Lotus Blooms In the Blog

July 1, 2006

To Open Doors For Others

Filed under: Shantideva — by Kent Sandvik @ 6:46 pm

Open a DoorWhen studying Shantideva’s amazing text called Bodhisattva Way of Life there are sections that deal with the conduct of someone aspiring to follow the bodhisattva path. Actually, there are explicit instructions how to behave when dealing with other people and the environment, one might say the etiquette of a bodhisattva. Here are some extracts from chapter five, based on the translation by Alex Berzin, available here.

Chapter 5: (91) Should I spit or toss away the stick for (cleaning) my teeth,
I shall cover it over (with earth).
Further, it’s despicable to urinate and so forth
Into water or on land that’s to be used.

(92) I shall not eat with stuffing my mouth,
With noise, or with my mouth wide open.
Nor shall I sit with my legs outstretched
Or with my arms simultaneously (crossed),
pressed (against my body).

(93) I shall not go in a vehicle, on a bed, (a seat),
Or in a room alone with someone else’s woman.
Having observed or inquired, I shall give up
All that would bring disrespect from the world.

(94) I shall never point with (my left hand or) one finger,
But respectfully with my right,
And with the entire hand;
I shall also indicate the path like that.

(95) I shall not wildly wave my arms,
Nor shout out loud, when it’s scarcely urgent,
But shall signal with a snap of the fingers and the like,
Otherwise, I’ll get out of control.

Now, to remember, one of the targeted audiences for this text was the monks at Nalanda monastery, so the advices has connotations related to Vinaya vows, especially the issue of being alone in the same location as a woman.

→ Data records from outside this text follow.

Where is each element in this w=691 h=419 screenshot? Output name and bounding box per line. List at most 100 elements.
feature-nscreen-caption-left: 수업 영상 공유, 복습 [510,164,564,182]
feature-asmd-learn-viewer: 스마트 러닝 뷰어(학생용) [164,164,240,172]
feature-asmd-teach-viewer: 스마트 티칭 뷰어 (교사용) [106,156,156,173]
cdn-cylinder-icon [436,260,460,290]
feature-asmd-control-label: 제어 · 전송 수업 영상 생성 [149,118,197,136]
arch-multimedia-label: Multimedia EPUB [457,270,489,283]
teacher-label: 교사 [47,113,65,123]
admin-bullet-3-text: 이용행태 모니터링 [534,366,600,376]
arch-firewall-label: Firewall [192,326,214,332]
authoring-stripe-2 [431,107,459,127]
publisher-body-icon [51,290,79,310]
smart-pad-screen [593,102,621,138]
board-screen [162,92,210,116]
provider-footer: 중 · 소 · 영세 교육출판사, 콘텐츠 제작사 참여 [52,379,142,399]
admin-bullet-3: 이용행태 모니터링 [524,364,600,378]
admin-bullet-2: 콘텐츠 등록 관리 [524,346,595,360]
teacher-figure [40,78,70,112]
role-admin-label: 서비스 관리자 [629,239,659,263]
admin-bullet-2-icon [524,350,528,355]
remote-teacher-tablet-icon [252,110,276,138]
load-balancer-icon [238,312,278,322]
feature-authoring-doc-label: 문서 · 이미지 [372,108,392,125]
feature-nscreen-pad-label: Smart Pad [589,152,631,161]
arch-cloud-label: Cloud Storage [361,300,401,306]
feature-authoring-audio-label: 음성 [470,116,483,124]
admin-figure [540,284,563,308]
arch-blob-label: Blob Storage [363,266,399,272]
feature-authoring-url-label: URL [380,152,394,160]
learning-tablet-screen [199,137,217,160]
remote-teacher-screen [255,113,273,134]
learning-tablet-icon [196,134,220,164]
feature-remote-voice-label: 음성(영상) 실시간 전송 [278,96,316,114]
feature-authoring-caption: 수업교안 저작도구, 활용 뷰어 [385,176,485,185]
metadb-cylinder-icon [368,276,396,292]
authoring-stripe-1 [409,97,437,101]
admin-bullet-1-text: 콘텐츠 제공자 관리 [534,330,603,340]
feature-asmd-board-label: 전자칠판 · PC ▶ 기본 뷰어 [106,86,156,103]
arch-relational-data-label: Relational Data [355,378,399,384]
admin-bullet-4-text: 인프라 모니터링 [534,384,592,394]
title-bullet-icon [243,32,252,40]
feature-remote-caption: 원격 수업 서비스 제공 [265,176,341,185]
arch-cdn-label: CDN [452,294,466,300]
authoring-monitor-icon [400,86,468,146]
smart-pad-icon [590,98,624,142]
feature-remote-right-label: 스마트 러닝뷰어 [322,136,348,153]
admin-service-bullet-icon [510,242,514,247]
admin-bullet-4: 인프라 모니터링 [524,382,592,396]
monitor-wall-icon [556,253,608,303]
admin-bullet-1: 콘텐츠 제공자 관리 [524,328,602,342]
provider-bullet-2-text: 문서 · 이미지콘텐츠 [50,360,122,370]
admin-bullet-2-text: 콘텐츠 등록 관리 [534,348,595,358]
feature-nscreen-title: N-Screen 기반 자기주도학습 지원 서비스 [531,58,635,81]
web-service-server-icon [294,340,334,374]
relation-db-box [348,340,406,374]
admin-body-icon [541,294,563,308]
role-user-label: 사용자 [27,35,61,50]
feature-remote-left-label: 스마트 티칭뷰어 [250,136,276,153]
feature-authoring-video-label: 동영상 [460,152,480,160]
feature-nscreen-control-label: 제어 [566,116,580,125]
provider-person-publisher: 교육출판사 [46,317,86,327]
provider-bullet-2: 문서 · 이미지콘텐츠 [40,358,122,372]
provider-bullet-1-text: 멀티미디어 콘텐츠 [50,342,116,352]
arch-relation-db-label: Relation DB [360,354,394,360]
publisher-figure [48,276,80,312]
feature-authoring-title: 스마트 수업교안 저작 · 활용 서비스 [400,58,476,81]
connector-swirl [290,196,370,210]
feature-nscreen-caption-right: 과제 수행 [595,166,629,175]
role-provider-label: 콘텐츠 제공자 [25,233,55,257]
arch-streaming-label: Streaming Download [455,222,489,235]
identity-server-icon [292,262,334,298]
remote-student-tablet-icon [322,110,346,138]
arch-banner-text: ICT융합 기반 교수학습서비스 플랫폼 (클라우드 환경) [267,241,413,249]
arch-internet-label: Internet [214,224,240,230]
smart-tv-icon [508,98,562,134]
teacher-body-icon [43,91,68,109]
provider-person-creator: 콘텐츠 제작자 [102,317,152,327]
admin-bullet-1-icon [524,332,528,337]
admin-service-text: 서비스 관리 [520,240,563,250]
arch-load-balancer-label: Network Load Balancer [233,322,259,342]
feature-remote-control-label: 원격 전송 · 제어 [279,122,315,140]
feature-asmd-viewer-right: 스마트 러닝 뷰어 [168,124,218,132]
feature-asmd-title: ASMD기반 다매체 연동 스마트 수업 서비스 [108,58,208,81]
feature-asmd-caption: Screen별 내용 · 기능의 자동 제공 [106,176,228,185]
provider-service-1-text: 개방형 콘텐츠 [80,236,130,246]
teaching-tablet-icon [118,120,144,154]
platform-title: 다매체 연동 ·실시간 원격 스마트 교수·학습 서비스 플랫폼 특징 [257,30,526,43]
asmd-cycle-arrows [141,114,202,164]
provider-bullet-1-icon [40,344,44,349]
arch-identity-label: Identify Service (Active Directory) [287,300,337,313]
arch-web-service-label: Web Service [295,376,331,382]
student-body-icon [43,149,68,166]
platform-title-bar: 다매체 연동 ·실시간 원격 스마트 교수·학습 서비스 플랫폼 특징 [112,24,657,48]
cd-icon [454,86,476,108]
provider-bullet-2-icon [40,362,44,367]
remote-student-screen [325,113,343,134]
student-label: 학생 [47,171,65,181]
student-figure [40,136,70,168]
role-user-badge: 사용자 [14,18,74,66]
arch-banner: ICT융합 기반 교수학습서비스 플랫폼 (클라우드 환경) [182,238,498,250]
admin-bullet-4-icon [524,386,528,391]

For me, having a system when dealing with others is a way to develop connections with everyone we meet. It is very tough to develop universal compassion to all sentient beings sitting on the cushion — it’s doable, but the scope is grand and very abstract in the beginning. While helping out with instructions at work, always opening doors for others, or deliberately place oneself last in the line is a very simple and creates positive potentials in the mind. As such, having advices about etiquette, and how to behave in various situations, is a daily practice of training the mind towards the goal of always being around others helping them.